A celebration of The Marais Project and Rameau
In celebration of its 15th Anniversary, Baroque chamber group The Marais Project, headed by viola da gamba player Jennifer Eriksson, presented a fitting concert in memory of Jean-Philippe Rameau’s death 250 years ago.
The Marais Project was formed in the year 2000 by Jennifer with the ultimate aim of performing the complete viola da gamba works of French composer Marin Marais.
The viola da gamba is a string instrument about the size of a cello but has 6 or 7 strings instead of 4, is held between the knees without a spike, & the bow is used “underhand”.
Celebrating works spanning centuries
The concert program included pieces for various combinations of voice at both ends of the spectrum & instruments, as well as the world premiere of a moving (both literally & figuratively speaking) piece called Mathematics in Motion written by 20 year old guest composer Alice Chance who was inspired by the work & philosophy of Rameau.
Full crowd, buzzing and learning
The compact City Recital Hall West in The Conservatorium was full by the time the concert started with a lively but controlled performance of Rameau’s Pieces de clavecin en concerts “Deuxieme concert” or Second Concert Piece for Harpsichord.
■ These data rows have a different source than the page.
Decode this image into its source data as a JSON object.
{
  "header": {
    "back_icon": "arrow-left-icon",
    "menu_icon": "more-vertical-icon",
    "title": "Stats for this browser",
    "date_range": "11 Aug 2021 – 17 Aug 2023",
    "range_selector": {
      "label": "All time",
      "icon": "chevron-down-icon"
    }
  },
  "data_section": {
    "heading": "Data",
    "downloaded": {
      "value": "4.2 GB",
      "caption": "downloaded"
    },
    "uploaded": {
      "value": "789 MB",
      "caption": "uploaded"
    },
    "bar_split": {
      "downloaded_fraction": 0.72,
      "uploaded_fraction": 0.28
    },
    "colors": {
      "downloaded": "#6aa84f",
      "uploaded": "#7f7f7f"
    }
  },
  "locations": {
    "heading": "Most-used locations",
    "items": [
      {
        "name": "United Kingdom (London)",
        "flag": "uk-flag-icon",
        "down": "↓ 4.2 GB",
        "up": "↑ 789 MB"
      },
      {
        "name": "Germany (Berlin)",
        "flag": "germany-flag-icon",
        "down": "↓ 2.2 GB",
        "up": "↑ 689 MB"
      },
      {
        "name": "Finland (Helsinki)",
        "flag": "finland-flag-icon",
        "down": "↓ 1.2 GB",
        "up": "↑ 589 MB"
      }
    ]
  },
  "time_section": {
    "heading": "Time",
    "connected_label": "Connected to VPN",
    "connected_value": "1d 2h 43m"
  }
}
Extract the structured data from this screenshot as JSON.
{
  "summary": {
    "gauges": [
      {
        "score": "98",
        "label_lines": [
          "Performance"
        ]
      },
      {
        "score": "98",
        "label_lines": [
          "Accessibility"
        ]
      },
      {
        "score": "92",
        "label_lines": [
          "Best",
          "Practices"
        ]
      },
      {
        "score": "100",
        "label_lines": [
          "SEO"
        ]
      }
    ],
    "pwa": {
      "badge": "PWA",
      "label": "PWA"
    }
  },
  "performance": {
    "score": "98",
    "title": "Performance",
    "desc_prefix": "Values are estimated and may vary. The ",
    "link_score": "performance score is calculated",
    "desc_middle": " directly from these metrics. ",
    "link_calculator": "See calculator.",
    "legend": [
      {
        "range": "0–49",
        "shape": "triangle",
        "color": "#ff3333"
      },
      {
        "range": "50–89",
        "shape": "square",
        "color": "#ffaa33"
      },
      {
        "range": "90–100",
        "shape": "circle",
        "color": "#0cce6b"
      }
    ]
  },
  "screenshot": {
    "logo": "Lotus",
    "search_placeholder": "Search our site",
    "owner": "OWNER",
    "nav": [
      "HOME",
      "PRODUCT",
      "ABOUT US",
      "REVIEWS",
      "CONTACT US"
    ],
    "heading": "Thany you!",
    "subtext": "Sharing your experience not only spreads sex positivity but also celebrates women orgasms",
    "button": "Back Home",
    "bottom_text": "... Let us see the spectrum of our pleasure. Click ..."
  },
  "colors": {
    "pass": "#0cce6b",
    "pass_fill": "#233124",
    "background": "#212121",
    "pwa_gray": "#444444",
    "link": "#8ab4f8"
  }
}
The trio consisted of Jennifer on viola da gamba, Fiona Ziegler playing violin with a Baroque bow, & Raymond Harvey on harpsichord. The contrasting movements, combining both spirited melody & harmony, were stately, lyrical, & passionate, as Rameau would have intended.
Jennifer provided the audience with some background information on most of the pieces throughout the concert.
Jennifer & Ray were joined by Belinda Montgomery soprano & Tommie Andersson who alternated between theorbo & Baroque guitar in the second work, a Cantata called L’Impatience by Rameau. Belinda’s diction was difficult to assess without the customary lyrics in French in the program notes, only a translation into English being provided. She captured the mood of the piece well but I found some disconcerting lack of projection of notes in her lower register.
The theorbo is a bass lute with a very long string extension resulting in very low notes. It supported the harpsichord continuo by providing a single line with different colours. The Baroque guitar was a cute-looking instrument like a giant-sized ukulele!
The third work was Tombeau pour Marais de Cadet from Book V of Marais’ Pieces de viole, a piece written for a recently deceased person. This time Fiona played the tenor viol, Jennifer the bass viol or viola da gamba, & Tommie provided the harmony on theorbo. Unusually, the top melody line was played by the bass viol while the middle line was played by the tenor viol. It was indeed most elegant & sorrowful, befitting the occasion of mourning.
I was beginning to wonder at this point in the concert that the viola da gamba really was a sensitive instrument if it constantly needed prolonged tuning like it did, including between movements within a piece, when Jennifer apologised for all the necessary tuning!
Alice Chance’s new work a fitting tribute to Rameau
Alice Chance’s modern piece played on authentic instruments, the harpsichord & viola da gamba, provided a most interesting paradox of sound but the mix of old instruments playing new music was very harmonious. It started in quite a Baroque-like manner, then became more like New Music, ending with a pure melodic line by the viola da gamba, a most fitting tribute to Rameau.
The harpsichord at this concert had 2 keyboards or manuals that produced lovely variations in tone & volume.
A pleasant relaxing afternoon
The final work in the program was a most expressive Cantata “Thetis” by Rameau, sung by baritone David Hidden & supported by Fiona on violin, Jennifer, Ray, & Tommie this time on Baroque guitar. There is something I find alluring about the lowest register of the human voice. David’s facial expression more than matched his vocal expressiveness! His voice was clear & powerful, the music beautifully phrased, & a most pleasing way to end a pleasant relaxing afternoon.
The audience was offered a complimentary glass of wine & given the chance to mingle with the musicians & guest composer after the concert.
The Marais Project have so far performed just over 80% of Marais’ viola da gamba works, a fantastic effort. Keep it going!